I have a list of lists and I'm trying to use Counter to get the number of unique words across all of the lists.
[[‘My’,
‘name’,
‘is’,
‘Joe’],
[‘My’,
‘name’,
‘is’,
‘Sally’],
[‘My’,
‘name’,
‘is’,
‘Mike’]]
If it were just the first list I think I could do this:
counter_object = Counter(my_list[0])
keys = counter_object.keys()
num_values = len(keys)
print(num_values)
But unsure about doing this for multiple. Any help is much appreciated, thanks.
Edit: The expected output is 6. Because unique words ‘My’, ‘name’, ‘is’, 'Joe', 'Sally', 'Mike' total to 6.

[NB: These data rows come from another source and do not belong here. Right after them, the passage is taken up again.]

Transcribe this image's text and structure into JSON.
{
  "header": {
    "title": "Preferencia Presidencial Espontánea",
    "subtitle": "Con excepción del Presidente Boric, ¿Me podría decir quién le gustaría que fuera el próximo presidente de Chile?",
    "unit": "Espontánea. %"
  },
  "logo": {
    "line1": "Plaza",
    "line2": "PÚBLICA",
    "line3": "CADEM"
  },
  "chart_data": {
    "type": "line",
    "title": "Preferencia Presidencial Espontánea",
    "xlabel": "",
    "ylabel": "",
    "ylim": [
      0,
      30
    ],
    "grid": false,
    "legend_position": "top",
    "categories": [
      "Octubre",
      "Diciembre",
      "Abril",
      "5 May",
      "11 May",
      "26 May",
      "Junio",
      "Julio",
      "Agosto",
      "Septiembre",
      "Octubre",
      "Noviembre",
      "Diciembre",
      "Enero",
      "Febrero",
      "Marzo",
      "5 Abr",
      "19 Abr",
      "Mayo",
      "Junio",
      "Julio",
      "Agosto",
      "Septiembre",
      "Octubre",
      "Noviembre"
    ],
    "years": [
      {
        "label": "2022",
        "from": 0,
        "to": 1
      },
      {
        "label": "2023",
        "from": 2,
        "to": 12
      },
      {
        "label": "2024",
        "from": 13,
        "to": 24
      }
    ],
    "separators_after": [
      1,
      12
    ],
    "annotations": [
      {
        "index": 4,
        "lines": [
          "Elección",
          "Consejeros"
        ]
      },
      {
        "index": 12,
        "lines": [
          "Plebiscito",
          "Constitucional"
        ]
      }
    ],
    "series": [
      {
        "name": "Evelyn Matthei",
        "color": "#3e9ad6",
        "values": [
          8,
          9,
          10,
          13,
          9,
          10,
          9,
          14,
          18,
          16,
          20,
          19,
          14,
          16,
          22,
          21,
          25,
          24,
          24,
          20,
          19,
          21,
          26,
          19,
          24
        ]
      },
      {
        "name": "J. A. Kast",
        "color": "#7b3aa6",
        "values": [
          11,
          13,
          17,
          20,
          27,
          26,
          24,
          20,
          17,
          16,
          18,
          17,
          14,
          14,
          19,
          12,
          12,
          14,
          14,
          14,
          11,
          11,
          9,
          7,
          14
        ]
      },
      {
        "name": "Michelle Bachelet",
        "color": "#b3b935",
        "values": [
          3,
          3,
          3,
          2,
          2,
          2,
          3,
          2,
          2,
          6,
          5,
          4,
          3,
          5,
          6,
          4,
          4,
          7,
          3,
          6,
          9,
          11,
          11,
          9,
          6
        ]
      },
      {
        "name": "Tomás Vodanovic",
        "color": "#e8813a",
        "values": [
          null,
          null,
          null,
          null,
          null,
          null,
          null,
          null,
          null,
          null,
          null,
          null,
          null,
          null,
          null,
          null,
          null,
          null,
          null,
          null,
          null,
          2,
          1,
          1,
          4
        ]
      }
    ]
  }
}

CodePudding user response:
If I understand your question correctly, you want to count the unique items from each sublists.
# MM = is your list
from collections import Counter
def count_unique(M):
flats = [x for sub in M for x in sub]
counts = Counter(flats)
return len(counts.keys())
print(count_unique(MM)) # check it
# 6
CodePudding user response:
Use chain.from_iterable
to flatten the list, then use Counter
:
from collections import Counter
from itertools import chain
data = [
["My", "name", "is", "Joe"],
["My", "name", "is", "Sally"],
["My", "name", "is", "Mike"],
]
counts = Counter(chain.from_iterable(data))
print(counts)
Output
Counter({'My': 3, 'name': 3, 'is': 3, 'Joe': 1, 'Sally': 1, 'Mike': 1})
For more on how to flatten lists of lists, see the this.
If you want the total of unique keys, on top of the counts, just do:
res = len(counts)
Note that if you only care about the total of uniques, you can directly use a set:
counts = set(chain.from_iterable(data))
print(counts)
Output
{'Sally', 'Mike', 'My', 'name', 'is', 'Joe'}